To New York to see the Gates and be at play.

You were late to the Dinky and had to book

It to meet me by the stop to pause, smoke, and spring

Off the platform—covered in Bohemian clothes, your petite frame

We set off to see the artistic, monumental wrapping.

I gave you a present without wrapping

It as I tried to fix my eyes to train

Comprehension to your reaction, your visage in my vision’s frame

You whisper that we should go to the theater to see a play

But I retort to wait until a temperate evening in spring

You finger the present, the Micawber token, a used, yellowed book.
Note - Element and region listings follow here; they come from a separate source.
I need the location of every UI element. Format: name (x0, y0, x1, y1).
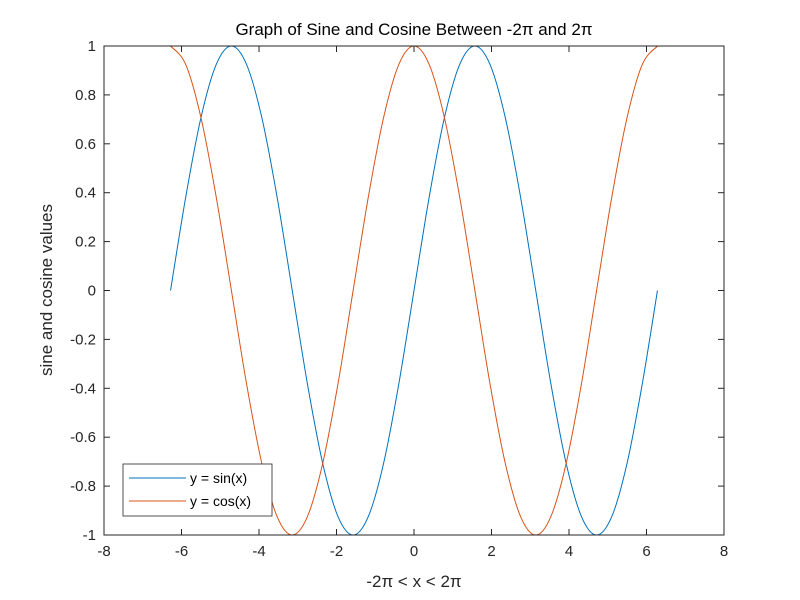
x-tick-label: 0 (410, 543, 418, 560)
chart-title: Graph of Sine and Cosine Between -2π and… (235, 20, 592, 39)
y-tick-label: -1 (83, 527, 96, 544)
ticks-layer: -8 -6 -4 -2 0 2 4 6 8 -1 -0.8 -0.6 -0.4 -0.2 0 0.2 0.4 0.… (70, 38, 728, 560)
x-tick-label: -4 (252, 543, 265, 560)
y-tick-label: -0.6 (70, 429, 96, 446)
legend-label-cos: y = cos(x) (190, 493, 251, 509)
x-tick-label: -6 (175, 543, 188, 560)
x-tick-label: -8 (97, 543, 110, 560)
legend[interactable]: y = sin(x) y = cos(x) (122, 463, 273, 517)
y-axis-label: sine and cosine values (37, 204, 56, 376)
y-tick-label: 1 (88, 38, 96, 55)
y-tick-label: 0 (88, 283, 96, 300)
y-tick-label: -0.8 (70, 478, 96, 495)
x-tick-label: -2 (330, 543, 343, 560)
legend-label-sin: y = sin(x) (190, 470, 247, 486)
y-tick-label: -0.4 (70, 380, 96, 397)
series-line-sin (170, 45, 658, 536)
legend-box (122, 463, 273, 517)
x-tick-label: 2 (487, 543, 495, 560)
x-tick-label: 6 (642, 543, 650, 560)
x-tick-label: 8 (720, 543, 728, 560)
y-tick-label: -0.2 (70, 331, 96, 348)
y-tick-label: 0.6 (75, 136, 96, 153)
x-axis-label: -2π < x < 2π (366, 572, 461, 591)
axes-box (103, 45, 725, 536)
y-tick-label: 0.4 (75, 185, 96, 202)
x-tick-label: 4 (565, 543, 573, 560)
y-tick-label: 0.8 (75, 87, 96, 104)
y-tick-label: 0.2 (75, 234, 96, 251)
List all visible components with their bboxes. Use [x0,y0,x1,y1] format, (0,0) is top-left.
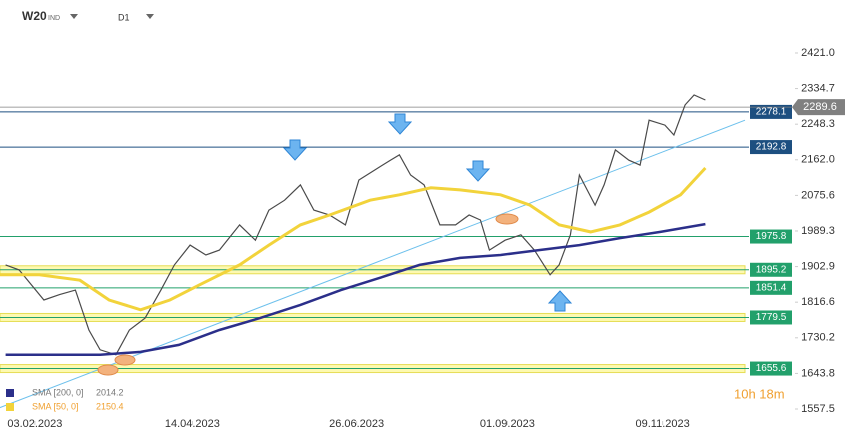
y-tick-label: 2248.3 [801,118,835,130]
legend-value: 2014.2 [96,387,124,397]
current-price-box [792,99,845,116]
x-tick-label: 09.11.2023 [636,418,690,430]
timer: 10h 18m [734,386,785,401]
x-tick-label: 14.04.2023 [165,418,220,430]
level-label-box [750,361,792,376]
down-arrow [282,139,308,161]
current-price-label: 2289.6 [803,101,837,113]
level-label: 1779.5 [756,312,787,323]
legend-swatch [6,389,14,397]
y-tick-label: 2334.7 [801,82,835,94]
symbol: W20 [22,9,47,23]
price-line [5,94,706,356]
y-tick-label: 2075.6 [801,189,835,201]
marker [97,364,119,376]
level-label-box [750,229,792,244]
legend-swatch [6,403,14,411]
y-tick-label: 1643.8 [801,367,835,379]
marker [114,354,136,366]
y-tick-label: 2162.0 [801,154,835,166]
market: IND [48,15,60,22]
level-label: 2278.1 [756,107,787,118]
down-arrow [387,113,413,135]
x-tick-label: 03.02.2023 [7,418,62,430]
level-label: 1655.6 [756,363,787,374]
x-tick-label: 26.06.2023 [329,418,384,430]
x-tick-label: 01.09.2023 [480,418,535,430]
dropdown-icon[interactable] [146,14,154,19]
y-tick-label: 2421.0 [801,47,835,59]
y-tick-label: 1989.3 [801,225,835,237]
legend-value: 2150.4 [96,401,124,411]
level-label: 1975.8 [756,231,787,242]
sma-line [0,166,707,312]
down-arrow [465,160,491,182]
y-tick-label: 1902.9 [801,261,835,273]
level-label: 1895.2 [756,264,787,275]
y-tick-label: 1816.6 [801,296,835,308]
markers [97,213,519,376]
level-label: 2192.8 [756,142,787,153]
level-label-box [750,280,792,295]
marker [495,213,519,225]
y-tick-label: 1557.5 [801,403,835,415]
level-label-box [750,310,792,325]
legend-label: SMA [50, 0] [32,401,79,411]
level-label-box [750,262,792,277]
level-label-box [750,140,792,155]
dropdown-icon[interactable] [70,14,78,19]
sma-line [5,222,706,357]
arrows [282,113,573,312]
level-label: 1851.4 [756,282,787,293]
interval: D1 [118,12,130,22]
legend-label: SMA [200, 0] [32,387,84,397]
level-label-box [750,104,792,119]
up-arrow [547,290,573,312]
y-tick-label: 1730.2 [801,332,835,344]
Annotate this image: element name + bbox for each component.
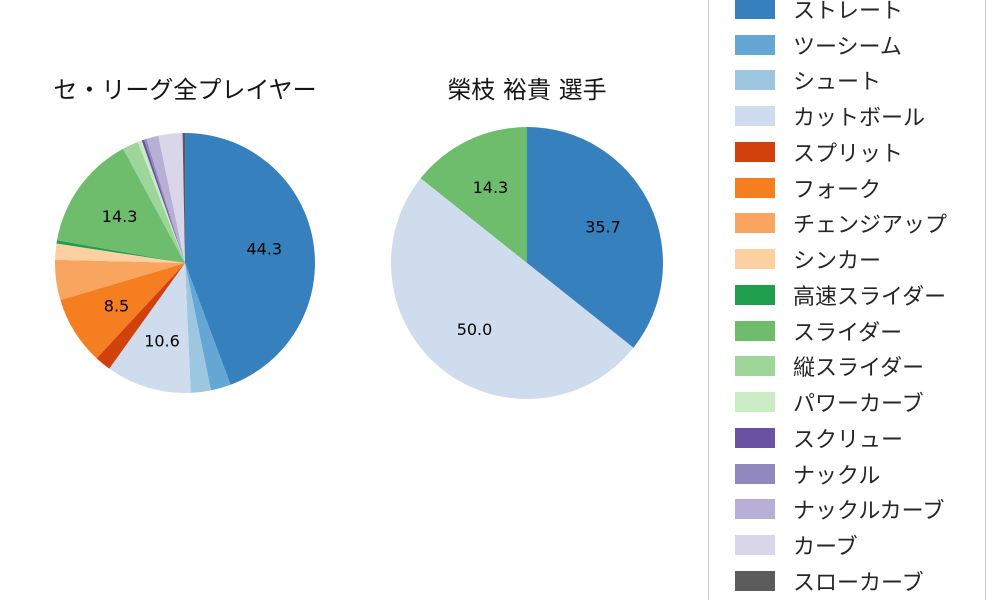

You pout your lips and look cute, so I agree to book

The tickets for the theater as men stand rapping

On street corners, with voices and legs that spring

Into such wild vibrations of motion that I lose my train

Of thought, and I joke about needing play,

And I blame the sterile academia; it is with guilt, I frame

You. To look, surrounded by this orange fabric, at your svelte frame

Makes me feel as though in a fantastical book

And I believe that even if I mellifluously play

Any instrument, sing any chord, and on dulcet objects start gently rapping,

I could never emulate your theatrically lovely strain,

Such a breed of actresses deep in watery depths in a refreshing, thespian flowing spring.

And in the Ritz that afternoon you are like an elastic spring

In your resilience to hide your emotions like a stoic picture in frame

As you sip tea and nibble cucumber sandwiches, you train

Your technique to obscure, to hide, to be anything but an open book.

I sit with merlot and start tapping, on the window rapping

At the flowing saffron Gates, ambiguous in shape like hidden facial play.

You act and act deceitfully in the Concierge Level, so I will decide to call the play

For the evening with scone in mouth when your surreptitious hiding springs

Forth when I stop sophistication and start hardcore rapping.

I exchange merlot for rhymes to show my disoriented frame

Of mind. I act the part of spoken poetry and put away the book

I am enamored with your French acting, gently rocking like a train.

And the night before all this, instead wrapping play collections old and yellowed for you

I decided against when soon the train (spring will come!) can take us to the theater

As we wear masks and frame book shelves in this fiction that covers all in orange.